SAF is the brainchild of the veteran Indian diplomat and adviser to the United Nations Educational, Scientific and Cultural Organization (UNESCO), Madanjeet Singh. ''Our pilot project in Bastar is expected to benefit about 2,000 students,''' said Professor Swami Manohar, the acting chief executive officer PicoPeta Simputers. ''It will be operational in six months.''
Already, the new company has tied up with public sector giant Bharat Electronics Ltd (BEL) to produce about 100 Simputers that will be used to receive digital data content broadcast by WorldSpace, which has been broadcasting digital data along with its popular voice broadcast of news and entertainment. At present, only commercial organizations download World Space broadcast using personal computers.
''Personal computers tend to use up a lot of disk space to store voice files. But the text-to-voice capability of the Simputer makes the process easy,'' notes Professor Ramesh Hariharan, the youngest of the "IISc Fab Four", as the local media call them. ''It is interactive and easy to operate, thus enhancing the effectiveness of education programs.''
Fending off criticism that high-technology application was being foisted on village schools that still lack blackboards and school buildings, Hariharan argues that Simputer and WorldSpace can bridge the digital divide in a creative way. Together, they can make available professionally designed lessons to the most far-flung villages that have the most basic services, he explains. Hundreds of villages in southern Karnataka state, of which Bangalore is the capital can greatly benefit if the interactive education in Bastar takes off.

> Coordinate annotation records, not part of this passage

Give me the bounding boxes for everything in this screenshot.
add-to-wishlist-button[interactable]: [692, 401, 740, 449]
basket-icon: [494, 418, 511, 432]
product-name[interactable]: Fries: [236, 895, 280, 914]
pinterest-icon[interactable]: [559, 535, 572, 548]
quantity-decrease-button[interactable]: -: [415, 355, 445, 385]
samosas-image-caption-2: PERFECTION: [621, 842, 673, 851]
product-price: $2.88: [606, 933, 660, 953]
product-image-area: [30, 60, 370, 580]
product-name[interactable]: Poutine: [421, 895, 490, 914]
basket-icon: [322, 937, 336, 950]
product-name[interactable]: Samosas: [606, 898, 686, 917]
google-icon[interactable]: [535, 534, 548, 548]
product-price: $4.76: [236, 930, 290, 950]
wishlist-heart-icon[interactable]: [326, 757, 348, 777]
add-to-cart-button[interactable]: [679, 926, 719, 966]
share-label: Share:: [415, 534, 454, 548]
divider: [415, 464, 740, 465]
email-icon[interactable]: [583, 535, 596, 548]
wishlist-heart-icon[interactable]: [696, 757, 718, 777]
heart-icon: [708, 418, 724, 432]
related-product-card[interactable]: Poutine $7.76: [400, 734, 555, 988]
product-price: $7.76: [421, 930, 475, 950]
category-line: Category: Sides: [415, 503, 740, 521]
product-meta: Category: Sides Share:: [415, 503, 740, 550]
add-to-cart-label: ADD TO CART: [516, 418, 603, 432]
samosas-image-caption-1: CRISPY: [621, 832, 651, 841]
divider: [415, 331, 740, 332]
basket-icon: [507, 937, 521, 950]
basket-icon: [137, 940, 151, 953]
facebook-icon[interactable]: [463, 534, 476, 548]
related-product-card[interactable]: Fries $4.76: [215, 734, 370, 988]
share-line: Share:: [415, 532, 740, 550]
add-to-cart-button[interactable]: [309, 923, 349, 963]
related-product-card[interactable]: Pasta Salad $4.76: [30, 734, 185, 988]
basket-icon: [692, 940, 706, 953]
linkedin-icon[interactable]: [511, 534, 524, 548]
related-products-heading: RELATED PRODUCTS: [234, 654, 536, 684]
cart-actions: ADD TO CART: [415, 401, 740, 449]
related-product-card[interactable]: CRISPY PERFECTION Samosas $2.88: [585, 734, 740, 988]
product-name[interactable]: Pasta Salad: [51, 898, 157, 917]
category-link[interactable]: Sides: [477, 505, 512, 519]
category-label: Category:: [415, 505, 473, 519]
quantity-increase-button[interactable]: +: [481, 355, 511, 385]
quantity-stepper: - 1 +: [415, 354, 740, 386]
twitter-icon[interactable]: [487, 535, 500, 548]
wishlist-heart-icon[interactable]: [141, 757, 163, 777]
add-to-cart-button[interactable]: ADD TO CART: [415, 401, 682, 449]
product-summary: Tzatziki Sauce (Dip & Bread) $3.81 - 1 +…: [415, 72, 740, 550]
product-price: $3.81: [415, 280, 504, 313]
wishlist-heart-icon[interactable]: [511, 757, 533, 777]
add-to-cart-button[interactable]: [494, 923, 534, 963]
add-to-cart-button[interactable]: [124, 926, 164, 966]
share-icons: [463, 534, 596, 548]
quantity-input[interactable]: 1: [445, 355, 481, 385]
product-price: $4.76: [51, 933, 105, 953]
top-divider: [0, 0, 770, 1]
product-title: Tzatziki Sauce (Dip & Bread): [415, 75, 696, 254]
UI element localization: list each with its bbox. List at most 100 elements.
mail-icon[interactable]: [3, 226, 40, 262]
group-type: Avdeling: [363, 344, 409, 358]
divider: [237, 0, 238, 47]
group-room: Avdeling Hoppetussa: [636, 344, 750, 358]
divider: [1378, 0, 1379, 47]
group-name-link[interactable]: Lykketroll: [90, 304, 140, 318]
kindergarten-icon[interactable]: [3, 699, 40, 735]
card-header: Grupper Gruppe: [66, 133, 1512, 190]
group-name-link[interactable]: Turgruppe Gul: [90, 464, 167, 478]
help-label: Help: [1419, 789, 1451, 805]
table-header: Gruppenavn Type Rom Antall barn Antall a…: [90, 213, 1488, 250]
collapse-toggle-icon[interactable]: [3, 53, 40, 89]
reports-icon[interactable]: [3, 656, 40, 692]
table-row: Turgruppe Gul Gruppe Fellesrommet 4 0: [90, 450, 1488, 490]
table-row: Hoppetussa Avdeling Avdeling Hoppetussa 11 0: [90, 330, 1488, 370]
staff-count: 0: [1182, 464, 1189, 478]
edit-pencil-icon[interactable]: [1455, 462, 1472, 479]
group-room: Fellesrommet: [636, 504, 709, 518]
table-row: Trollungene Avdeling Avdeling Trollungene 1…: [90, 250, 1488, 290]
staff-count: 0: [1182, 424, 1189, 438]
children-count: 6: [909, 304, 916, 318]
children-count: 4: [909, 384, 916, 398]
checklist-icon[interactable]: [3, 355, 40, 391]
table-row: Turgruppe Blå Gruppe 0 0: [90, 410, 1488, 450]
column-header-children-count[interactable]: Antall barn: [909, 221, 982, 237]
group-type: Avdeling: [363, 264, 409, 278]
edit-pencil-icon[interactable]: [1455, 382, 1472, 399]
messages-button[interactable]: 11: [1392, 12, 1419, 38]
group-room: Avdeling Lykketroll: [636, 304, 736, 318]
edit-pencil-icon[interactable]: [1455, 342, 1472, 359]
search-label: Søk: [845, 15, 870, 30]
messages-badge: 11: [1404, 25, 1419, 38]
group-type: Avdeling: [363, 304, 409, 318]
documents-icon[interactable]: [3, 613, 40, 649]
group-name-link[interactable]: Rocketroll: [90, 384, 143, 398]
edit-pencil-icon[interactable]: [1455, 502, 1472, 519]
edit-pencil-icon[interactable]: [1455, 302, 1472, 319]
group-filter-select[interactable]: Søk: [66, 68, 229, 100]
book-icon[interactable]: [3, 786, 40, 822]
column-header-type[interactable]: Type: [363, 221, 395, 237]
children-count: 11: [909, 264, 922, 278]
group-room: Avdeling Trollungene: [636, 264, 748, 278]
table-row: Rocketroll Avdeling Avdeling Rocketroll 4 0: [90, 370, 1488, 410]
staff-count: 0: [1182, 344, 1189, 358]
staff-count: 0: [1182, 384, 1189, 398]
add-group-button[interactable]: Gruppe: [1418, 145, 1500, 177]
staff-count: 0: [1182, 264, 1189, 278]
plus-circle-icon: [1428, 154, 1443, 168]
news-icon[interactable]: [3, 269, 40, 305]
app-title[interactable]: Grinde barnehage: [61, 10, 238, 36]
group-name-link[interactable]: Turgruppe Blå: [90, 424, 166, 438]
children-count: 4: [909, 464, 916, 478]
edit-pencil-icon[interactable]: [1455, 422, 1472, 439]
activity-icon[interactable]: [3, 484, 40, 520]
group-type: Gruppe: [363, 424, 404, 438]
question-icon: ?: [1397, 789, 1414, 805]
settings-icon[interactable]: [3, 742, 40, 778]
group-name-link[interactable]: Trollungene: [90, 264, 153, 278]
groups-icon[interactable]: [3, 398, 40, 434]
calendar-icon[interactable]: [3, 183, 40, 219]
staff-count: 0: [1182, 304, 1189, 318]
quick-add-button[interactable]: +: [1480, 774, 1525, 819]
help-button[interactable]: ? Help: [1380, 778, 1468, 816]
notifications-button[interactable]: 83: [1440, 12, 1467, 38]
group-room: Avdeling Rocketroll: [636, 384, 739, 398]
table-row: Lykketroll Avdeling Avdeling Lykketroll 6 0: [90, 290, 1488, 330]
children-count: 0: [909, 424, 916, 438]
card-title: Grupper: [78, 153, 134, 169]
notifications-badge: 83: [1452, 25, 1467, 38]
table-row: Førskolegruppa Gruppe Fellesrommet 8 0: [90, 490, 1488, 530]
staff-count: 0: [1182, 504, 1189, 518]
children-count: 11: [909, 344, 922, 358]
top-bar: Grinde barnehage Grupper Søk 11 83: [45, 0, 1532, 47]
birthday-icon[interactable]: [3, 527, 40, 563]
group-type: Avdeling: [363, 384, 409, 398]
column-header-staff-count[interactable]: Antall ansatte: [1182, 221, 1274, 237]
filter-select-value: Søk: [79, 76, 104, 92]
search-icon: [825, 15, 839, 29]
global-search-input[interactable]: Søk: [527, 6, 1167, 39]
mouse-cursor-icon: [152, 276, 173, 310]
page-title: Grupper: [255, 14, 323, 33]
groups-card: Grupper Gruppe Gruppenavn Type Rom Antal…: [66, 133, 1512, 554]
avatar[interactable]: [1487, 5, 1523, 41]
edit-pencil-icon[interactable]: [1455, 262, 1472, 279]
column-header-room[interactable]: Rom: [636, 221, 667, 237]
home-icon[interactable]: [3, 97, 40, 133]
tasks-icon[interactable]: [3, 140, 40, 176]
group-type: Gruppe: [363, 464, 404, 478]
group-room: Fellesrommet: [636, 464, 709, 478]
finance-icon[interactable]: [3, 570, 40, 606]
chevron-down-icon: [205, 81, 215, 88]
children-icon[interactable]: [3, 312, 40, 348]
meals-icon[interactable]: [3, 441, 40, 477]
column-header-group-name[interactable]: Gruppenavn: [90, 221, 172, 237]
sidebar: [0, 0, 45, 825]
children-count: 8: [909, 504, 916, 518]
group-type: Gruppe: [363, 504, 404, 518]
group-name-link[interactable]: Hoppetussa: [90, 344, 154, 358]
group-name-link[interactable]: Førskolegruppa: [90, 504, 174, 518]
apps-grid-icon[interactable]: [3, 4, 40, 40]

Smart cards are used to personalize applications in a Simputer. These detachable credit-card-like devices will function as blackboards, notebooks and report cards in the Bastar education project. Each student's own smart card will enable him or her, as well as teachers and the course designer, to monitor the progress of lessons studied. This will even enable students at non-formal education programs to study at their own pace and according to their level of advancement.
''Once the Simputers are in place, the villagers can use them for other purposes as well, such as microcredit facilities, storing and accessing agricultural data and so on,'' said Professor Vijay Chandru, director of PicoPeta Simputers. Simputers are adaptable to a large range of rural applications. With a special smart card, they can function as an effective aid to facilitate village census, agricultural data collection and routine services such as railway ticket reservations.
''What we envisage is a set of software tools adaptable for a wide range of teaching applications,'' Chandru said. The professors will also help to develop the content for the education project. ''First and foremost we are teachers. Together we have 35 years of teaching experience,'' Manohar said.
So far, a major hurdle for the Simputer, in spite of its many obvious advantages, has been getting enough venture capital or corporate tie-ups to start commercial production. Help from two "angel" funders took the project through the prototype phase. One of the factors that could discourage commercial tie-ups is the unique open-licensing procedure of Simputer. It works on the public-licence Linux operating system.
PicoPeta Simputers has another problem. Someone else has registered the name Simputer in the United States and Germany. ''We have requested the union (federal) IT Department to help us register our name internationally,'' said the chief technology officer of PicoPeta Simputers, Professor V Vinay.
The media coverage and the Simputer website (www.simputer.org) has attracted a lot of e-mail messages from across the globe, which Manohar finds encouraging. One message came from a US-based activist, who saw in the Simputer a means to get to marginalized people who live under the poverty line in her country. ''The educational project with WorldSpace has tremendous scope for South Asia, Africa, Latin America and the Caribbean,'' said Chandru.